READ MORE: Ramaphosa confident state pensions are safe
This issue appears to have dominated the meeting, with Gigaba admitting government is struggling to raise funds in the wake of creditors and lendors threatening to pull the plug over the Bedfordview-based company. Workers are understood to have demanded guarantees from the minister that their hard-earned pension money would not be pilfered.
This is the same concern raised by DA shadow public enterprises minister Natasha Mazzone during the same session in which Ramaphosa assured civil servants that PIC, a fund manager for GEPF, has a prudent investment strategy.
Mazzone had informed Ramaphosa that civil servants, including MPs, were jittery that their pensions would be squandered on state-owned entities currently plagued by maladministration.
National Health and Allied Workers Union (Nehawu), Cosatu’s biggest affiliate, is said to have repeated the same objection, telling the finance minister bailing out “mismanaged and corrupt” SAA would be the mismanagement of workers’ pension funds.

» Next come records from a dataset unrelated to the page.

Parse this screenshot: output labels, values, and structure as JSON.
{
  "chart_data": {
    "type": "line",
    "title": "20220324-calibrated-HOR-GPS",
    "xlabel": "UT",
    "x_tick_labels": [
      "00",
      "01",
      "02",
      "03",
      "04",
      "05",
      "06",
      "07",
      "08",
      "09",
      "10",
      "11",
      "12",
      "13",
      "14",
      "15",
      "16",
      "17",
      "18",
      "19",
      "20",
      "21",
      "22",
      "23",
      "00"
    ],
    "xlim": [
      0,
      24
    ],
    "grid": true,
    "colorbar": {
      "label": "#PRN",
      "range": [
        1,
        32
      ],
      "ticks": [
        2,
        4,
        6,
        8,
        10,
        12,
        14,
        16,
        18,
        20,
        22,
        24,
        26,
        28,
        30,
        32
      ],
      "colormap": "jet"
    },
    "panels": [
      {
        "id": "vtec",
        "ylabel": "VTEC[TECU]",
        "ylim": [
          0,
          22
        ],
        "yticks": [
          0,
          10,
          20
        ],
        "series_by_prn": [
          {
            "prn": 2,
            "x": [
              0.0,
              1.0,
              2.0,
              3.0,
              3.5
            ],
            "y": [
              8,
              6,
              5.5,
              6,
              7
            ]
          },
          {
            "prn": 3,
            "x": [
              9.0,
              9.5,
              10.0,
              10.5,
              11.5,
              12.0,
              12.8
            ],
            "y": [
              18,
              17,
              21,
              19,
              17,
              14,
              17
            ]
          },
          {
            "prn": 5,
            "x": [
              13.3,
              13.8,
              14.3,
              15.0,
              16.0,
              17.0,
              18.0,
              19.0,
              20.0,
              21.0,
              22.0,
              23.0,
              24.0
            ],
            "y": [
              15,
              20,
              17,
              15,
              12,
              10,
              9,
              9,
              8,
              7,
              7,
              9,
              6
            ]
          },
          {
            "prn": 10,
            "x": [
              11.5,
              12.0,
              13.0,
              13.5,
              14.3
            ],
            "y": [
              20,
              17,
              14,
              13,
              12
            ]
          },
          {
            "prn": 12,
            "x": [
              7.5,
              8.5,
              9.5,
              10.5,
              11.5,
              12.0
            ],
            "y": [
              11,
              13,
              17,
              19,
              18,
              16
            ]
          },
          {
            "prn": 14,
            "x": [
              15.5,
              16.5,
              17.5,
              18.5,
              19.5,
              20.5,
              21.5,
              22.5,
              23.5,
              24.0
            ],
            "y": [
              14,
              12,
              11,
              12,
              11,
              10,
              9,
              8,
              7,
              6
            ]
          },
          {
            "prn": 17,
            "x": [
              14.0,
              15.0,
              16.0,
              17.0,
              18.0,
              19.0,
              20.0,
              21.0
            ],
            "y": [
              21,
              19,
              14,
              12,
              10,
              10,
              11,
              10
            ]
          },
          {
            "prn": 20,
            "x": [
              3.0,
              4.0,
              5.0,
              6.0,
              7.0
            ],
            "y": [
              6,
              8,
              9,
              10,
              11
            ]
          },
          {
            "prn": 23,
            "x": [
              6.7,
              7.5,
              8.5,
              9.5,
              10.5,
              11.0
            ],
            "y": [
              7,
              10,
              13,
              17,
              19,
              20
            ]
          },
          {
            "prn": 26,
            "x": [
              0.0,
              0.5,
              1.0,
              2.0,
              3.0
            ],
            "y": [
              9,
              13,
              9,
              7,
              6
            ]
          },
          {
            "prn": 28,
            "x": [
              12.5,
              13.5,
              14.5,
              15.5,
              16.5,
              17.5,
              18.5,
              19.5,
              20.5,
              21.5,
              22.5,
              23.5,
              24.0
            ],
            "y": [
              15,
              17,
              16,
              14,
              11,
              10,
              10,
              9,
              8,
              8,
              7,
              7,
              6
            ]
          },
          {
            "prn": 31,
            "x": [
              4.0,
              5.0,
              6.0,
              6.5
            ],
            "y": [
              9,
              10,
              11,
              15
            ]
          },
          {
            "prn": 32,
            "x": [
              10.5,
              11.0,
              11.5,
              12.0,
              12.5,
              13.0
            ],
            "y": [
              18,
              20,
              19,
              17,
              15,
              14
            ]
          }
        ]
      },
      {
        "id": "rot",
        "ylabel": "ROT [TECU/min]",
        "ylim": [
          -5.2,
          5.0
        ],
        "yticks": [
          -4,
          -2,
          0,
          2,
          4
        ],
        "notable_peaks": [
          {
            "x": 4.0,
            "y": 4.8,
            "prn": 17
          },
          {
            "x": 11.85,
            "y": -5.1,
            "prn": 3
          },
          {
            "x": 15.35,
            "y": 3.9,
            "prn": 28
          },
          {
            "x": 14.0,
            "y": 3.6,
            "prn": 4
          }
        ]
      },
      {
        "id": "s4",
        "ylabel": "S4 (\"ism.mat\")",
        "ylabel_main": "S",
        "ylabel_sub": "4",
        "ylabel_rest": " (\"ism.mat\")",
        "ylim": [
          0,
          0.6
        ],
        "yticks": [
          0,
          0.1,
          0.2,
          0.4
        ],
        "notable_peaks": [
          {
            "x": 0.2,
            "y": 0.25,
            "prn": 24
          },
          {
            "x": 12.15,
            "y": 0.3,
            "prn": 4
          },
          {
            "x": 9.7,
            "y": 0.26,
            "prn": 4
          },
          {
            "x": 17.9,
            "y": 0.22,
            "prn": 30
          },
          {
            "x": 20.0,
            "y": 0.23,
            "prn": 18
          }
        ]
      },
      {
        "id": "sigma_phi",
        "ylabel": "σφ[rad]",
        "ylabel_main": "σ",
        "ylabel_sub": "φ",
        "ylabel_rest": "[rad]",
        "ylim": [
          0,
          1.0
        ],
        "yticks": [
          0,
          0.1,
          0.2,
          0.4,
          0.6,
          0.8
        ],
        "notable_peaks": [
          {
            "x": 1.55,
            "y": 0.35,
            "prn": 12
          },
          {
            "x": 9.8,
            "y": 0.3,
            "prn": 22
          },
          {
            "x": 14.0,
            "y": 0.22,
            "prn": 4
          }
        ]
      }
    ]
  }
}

In a previous statement, Nehawu was quoted as having said it “will not stand idle while workers hard-earned money is used to fund the looting spree at SAA”.
The issue was expected to have dominated the meetings on Tuesday night’s agenda, with delegates acknowledging that it was a very complex matter, as it could affect employees at SAA.
Finance ministry spokesperson Mayihlome Tshwete has been quoted acknowledging Gigaba’s sharp turn on the matter: “The minister was saying we should not have an assumption that this is something [the PIC] that can never be used to and can never be touched because some of the benefits of what we are trying to target are national economic matters that everyone, including people who are pension holders.”